DRAJAT bisa diartikan jabatan atau posisi. Ada orang yang posisinya mandek. Dari dulu tidak pernah naik. Berhenti di tempat, atau berputar-putar seperti obat nyamuk bakar, sampai mati pada putaran pendek terakhir. Orang harus berupaya, kalau perlu dengan "jalan apapun" sampai drajatnya meningkat.
SEMAT kurang lebih berarti harta, yang seharusnya tidak diartikan dengan nilai kebendaan. Manusia mulai tersesat ketika berpendapat "drajat" meningkat penampilan harus sesuai drajat. Pakaian harus lebih necis, mobil tentunya harus lebih bergengsi. Kalau perlu istri yang usia 50 diganti. Angka tetap 50 tetapi 25X2. Untuk bisa memperoleh semua itu tentu harus didukung dengan kemampuan meningkatkan semat.

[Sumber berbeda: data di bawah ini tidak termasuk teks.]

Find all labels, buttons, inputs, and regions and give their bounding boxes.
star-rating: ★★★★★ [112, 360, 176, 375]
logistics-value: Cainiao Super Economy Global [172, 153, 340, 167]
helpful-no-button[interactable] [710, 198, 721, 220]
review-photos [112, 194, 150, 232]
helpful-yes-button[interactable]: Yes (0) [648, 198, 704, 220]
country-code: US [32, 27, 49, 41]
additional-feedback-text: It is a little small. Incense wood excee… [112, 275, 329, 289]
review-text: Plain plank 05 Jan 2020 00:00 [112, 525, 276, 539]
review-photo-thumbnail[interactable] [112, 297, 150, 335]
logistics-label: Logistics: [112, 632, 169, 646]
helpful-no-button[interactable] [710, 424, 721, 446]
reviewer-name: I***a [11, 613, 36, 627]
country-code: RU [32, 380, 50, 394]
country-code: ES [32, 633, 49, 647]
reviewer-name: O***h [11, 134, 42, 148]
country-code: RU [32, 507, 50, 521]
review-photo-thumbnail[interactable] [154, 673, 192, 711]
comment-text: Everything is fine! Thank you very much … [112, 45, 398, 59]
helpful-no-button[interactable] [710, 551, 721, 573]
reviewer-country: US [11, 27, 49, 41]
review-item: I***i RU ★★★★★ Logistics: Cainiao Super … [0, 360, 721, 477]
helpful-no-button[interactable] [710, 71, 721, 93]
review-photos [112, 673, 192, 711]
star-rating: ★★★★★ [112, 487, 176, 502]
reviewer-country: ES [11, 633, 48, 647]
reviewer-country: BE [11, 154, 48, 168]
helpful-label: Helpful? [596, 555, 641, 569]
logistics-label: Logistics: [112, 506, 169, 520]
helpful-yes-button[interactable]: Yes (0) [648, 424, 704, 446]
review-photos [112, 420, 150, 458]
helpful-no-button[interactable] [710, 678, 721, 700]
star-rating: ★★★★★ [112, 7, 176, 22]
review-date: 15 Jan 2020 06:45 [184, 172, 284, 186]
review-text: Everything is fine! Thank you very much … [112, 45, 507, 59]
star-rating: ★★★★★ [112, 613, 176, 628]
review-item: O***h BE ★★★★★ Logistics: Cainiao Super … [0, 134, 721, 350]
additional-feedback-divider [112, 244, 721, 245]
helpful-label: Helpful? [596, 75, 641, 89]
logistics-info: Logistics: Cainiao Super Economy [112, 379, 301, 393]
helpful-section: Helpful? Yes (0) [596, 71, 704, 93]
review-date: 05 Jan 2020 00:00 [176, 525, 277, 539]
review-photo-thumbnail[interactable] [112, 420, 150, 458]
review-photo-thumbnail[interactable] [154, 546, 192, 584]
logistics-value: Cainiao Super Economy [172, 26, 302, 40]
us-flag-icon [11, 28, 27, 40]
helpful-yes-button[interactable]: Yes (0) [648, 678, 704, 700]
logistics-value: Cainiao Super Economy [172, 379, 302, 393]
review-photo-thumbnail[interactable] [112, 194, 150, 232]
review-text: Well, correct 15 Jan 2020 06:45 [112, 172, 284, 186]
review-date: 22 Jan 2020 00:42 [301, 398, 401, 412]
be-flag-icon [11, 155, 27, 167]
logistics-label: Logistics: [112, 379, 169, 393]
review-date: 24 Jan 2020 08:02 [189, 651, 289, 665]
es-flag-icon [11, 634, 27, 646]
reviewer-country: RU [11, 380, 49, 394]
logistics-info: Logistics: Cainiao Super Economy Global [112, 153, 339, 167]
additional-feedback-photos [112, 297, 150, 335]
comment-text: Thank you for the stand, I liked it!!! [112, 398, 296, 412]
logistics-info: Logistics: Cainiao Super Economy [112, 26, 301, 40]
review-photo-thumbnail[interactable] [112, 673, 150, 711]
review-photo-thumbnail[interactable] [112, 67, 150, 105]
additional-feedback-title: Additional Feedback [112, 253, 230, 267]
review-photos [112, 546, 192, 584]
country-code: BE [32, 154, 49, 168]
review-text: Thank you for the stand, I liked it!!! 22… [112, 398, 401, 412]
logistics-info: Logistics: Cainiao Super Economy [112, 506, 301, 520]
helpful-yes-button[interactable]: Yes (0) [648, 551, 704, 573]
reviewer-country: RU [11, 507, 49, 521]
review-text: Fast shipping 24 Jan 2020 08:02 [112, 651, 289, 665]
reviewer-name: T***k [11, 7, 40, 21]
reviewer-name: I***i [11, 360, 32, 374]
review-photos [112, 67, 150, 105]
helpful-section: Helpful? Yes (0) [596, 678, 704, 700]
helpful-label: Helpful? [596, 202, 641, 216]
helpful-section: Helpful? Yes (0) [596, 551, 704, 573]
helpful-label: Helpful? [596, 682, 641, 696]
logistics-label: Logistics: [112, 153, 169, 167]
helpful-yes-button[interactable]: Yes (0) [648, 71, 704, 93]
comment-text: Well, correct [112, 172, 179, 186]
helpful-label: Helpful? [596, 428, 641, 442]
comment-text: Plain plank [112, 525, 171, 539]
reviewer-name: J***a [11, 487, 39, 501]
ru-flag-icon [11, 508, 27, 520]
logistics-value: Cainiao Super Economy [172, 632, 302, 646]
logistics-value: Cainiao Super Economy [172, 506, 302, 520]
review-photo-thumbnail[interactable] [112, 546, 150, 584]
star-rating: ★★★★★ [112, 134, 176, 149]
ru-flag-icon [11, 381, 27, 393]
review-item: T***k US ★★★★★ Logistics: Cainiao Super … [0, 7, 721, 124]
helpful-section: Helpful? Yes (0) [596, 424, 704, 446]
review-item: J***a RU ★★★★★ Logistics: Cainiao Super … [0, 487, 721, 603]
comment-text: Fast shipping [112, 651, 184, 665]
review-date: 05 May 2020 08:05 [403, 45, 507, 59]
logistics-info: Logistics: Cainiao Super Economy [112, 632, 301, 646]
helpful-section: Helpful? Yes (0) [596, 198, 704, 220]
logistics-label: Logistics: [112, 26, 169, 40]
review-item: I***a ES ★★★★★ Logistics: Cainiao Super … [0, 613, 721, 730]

KRAMAT bukan berarti angker. Tempat kramat adalah tempat yang dihormati sekaligus ditakuti orang, demikian pula pengertian kramat untuk manusia. Drajat dan semat saja masih kurang, harus ada "kramat". Ada orang berpikir, hanya orang berkuasa sajalah yang punya kramat. Begitulah ketika orang mulai menterjemahkan kekuasaan dengan kramat maka ia sudah terlalu jauh tersesat.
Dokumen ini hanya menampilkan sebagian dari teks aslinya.